Günümüz yöneticilere baktığımızda, Allah korkusuna sahip olduklarına dair bir karine göremiyoruz. Çünkü Allah korkusuna sahip olsalar idi küfür ve batıl nizamlar ile yönetmezlerdi. İslâm’ın haram kıldığı ve büyük günahlar olarak belirttiği putları tazim etme, faiz, fuhuş, kumar, açıklık/çıplaklık ve benzeri münkerleri devlet eli ile uygulamazlardı ve meydana gelmesine izin vermezlerdi. Demek ki bu sistemlerde elinde yetki bulunan yöneticiler, adil olma sebeplerinden biri ve en etkilisi olan takvadan yoksundurlar.
Diğer taraftan yukarıda ifade ettiğim gibi beşerî olarak oluşturulan bu sistemde yöneticiyi muhasebe etme imkânı bırakılmamıştır.
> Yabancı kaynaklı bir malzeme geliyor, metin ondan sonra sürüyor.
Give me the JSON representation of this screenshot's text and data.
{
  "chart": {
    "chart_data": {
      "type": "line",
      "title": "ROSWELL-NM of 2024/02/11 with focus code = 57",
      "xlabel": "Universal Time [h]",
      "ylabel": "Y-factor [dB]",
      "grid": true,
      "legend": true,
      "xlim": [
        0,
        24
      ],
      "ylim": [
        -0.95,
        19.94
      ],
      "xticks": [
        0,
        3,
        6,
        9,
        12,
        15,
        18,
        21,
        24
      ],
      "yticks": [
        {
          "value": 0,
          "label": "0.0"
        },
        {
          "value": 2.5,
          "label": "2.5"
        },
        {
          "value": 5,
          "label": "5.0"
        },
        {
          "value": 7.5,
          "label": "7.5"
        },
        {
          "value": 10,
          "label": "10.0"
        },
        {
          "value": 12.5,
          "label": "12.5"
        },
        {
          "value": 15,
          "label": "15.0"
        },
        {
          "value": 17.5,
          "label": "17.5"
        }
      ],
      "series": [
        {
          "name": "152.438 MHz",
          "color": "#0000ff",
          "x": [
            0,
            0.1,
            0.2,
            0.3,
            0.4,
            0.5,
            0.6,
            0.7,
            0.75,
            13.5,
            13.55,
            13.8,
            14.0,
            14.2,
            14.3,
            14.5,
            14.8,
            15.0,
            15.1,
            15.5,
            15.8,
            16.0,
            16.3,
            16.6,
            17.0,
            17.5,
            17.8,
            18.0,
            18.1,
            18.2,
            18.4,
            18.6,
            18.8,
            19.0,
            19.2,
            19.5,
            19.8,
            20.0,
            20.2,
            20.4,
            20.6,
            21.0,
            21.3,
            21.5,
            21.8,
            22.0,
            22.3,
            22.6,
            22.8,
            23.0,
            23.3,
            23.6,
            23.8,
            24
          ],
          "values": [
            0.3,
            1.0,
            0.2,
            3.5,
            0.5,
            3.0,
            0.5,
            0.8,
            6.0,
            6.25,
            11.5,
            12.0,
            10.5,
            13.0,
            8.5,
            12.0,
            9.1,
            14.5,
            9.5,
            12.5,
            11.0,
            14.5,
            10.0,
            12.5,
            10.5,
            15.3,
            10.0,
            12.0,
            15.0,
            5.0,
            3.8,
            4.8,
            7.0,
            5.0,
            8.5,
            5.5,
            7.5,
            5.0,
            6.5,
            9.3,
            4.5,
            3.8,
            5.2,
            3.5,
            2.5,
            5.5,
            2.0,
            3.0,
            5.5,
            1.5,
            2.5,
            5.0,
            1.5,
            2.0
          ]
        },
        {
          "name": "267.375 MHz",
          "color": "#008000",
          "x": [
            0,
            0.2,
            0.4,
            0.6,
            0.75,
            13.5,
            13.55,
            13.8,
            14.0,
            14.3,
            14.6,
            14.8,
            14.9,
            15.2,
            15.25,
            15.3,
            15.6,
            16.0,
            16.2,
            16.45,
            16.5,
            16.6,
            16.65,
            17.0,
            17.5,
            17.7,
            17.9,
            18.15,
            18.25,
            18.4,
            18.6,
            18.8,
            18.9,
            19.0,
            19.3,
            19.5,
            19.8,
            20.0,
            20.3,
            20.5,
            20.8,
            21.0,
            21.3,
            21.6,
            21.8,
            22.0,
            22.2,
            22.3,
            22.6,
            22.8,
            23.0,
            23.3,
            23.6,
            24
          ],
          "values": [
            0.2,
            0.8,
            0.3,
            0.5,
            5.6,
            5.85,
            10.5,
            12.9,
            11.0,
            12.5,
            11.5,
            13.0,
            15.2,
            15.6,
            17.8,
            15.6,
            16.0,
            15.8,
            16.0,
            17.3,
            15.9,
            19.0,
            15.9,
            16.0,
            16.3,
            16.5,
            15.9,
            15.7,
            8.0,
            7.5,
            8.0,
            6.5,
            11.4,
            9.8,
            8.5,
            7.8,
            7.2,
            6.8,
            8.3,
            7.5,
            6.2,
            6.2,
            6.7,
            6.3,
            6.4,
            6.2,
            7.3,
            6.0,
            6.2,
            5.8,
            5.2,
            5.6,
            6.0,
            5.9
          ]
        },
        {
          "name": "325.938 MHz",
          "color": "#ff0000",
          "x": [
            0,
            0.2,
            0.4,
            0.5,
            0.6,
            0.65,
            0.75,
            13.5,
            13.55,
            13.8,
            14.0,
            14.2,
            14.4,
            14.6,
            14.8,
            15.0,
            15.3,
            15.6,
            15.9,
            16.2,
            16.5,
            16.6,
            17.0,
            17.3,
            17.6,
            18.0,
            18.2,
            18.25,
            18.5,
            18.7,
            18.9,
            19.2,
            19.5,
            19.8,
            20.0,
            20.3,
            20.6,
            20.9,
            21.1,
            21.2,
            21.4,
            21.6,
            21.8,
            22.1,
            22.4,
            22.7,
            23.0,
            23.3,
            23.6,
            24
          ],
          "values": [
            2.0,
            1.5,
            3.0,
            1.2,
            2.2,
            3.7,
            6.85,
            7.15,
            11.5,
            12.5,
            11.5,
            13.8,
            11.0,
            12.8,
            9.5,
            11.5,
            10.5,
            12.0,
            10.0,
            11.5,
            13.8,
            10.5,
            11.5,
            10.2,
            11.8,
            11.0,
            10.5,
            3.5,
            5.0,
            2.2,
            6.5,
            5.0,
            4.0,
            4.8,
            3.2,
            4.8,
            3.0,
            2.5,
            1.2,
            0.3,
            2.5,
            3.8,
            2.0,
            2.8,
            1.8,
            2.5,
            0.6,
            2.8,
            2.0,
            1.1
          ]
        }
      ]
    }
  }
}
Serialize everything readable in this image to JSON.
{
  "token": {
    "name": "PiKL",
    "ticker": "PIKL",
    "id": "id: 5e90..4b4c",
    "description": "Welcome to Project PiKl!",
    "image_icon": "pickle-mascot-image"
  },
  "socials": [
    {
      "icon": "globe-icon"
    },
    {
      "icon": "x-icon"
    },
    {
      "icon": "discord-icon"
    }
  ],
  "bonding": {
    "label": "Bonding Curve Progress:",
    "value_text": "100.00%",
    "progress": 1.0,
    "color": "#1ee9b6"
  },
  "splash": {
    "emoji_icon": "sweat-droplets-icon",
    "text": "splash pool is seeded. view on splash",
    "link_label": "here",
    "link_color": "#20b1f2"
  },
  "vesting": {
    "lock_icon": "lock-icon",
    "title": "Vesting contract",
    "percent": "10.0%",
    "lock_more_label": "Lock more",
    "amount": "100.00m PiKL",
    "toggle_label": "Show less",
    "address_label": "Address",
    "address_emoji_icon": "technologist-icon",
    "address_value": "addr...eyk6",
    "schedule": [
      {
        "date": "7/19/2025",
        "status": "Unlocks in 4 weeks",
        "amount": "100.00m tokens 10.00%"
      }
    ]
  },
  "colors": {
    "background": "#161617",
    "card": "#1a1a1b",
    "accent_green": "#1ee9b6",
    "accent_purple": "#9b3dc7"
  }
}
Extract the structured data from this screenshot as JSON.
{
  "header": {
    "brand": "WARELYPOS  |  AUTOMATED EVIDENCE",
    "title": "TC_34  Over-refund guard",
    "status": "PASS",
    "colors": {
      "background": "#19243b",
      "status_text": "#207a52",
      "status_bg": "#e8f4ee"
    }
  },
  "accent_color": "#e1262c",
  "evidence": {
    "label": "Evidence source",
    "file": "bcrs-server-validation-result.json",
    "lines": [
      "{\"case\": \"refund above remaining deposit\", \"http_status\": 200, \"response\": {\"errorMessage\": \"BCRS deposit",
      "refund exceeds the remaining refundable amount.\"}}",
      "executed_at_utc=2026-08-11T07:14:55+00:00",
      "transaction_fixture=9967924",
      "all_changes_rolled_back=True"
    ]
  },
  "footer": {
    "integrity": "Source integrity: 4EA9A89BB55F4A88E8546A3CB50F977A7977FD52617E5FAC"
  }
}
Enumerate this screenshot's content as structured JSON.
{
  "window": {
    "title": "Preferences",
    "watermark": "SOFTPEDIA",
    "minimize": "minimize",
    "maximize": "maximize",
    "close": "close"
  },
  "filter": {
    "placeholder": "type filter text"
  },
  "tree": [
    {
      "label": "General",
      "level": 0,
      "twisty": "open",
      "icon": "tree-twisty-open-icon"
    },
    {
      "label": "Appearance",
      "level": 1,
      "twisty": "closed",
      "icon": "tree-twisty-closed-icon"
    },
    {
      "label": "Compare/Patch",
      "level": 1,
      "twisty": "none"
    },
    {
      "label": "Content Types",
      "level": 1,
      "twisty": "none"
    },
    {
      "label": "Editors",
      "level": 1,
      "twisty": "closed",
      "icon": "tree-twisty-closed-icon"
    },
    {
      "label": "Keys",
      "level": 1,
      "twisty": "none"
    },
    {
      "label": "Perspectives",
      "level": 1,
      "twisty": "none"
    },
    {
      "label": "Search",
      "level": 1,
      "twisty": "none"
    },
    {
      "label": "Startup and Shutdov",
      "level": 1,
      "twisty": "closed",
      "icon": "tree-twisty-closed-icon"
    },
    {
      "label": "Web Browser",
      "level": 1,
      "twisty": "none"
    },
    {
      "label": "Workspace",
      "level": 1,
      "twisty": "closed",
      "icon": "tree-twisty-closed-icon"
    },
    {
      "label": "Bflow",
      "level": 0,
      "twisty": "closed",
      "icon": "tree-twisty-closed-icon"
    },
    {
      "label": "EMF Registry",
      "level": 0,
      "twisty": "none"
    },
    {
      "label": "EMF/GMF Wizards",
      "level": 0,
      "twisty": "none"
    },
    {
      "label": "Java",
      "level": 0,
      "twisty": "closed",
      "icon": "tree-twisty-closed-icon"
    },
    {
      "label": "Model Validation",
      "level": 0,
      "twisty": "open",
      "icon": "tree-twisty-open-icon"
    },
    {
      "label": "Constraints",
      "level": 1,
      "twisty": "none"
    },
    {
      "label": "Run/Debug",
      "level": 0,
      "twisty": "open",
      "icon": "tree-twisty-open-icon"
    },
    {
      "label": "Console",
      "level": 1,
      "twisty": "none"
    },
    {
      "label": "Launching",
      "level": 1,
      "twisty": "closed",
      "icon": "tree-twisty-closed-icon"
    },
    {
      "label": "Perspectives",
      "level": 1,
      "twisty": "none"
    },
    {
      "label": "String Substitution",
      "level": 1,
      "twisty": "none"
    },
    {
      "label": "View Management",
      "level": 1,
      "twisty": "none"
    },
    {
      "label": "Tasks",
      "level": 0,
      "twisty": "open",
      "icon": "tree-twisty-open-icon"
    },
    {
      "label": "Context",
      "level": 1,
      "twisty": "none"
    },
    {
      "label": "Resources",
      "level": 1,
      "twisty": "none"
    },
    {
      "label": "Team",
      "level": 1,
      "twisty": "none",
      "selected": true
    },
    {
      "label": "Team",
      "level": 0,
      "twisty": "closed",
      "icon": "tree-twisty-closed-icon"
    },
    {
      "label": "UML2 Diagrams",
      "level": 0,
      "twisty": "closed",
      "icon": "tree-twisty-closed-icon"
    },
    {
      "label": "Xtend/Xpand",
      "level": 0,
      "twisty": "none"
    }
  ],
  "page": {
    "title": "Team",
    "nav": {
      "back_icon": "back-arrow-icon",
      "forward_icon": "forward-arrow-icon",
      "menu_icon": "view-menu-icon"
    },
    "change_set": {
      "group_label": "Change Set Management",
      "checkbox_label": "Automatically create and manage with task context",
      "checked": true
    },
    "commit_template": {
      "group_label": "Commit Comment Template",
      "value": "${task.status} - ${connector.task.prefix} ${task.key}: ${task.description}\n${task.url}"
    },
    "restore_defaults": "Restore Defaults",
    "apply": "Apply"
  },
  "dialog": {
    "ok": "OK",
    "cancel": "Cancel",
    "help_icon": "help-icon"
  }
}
Fiilî olarak yaşananlara bakıldığında da muhasebe eden kişi veya kurumlar “ihanet” suçlaması ve ithamı ile karşı karşıya kalmaktadırlar. Başkanlık sisteminin hilâfet sistemi ile muhasebe etme hususundaki bu kıyas, hilâfet ile diğer sistemler için de geçerlidir. Dolayısı ile başkanlık sistemi, parlamenter sistemde olduğu gibi çözüm değildir. Çünkü kapitalist ideolojinin kendisi çözüm olmadığı gibi bütün sorunların asıl kaynağıdır. Velhasıl kapitalist yönetim modellerinin hepsi zulüm üreten fasit sistemlerdir.
Rabbimizin, insanlığın dünya ve ahiret hayatındaki kurtuluşu için indirdiği İslâm’ın, kendisi ile uygulandığı yönetim modeli, Rasulullah SallAllahu Aleyhi ve Sellem’in fiilî uygulaması olan Nübüvvet minhacı üzere olan Râşidî Hilâfet modelidir. Müslümanların bundan başka bir yönetime tevessül etmesi, onları her iki cihanda da bedbaht edecektir.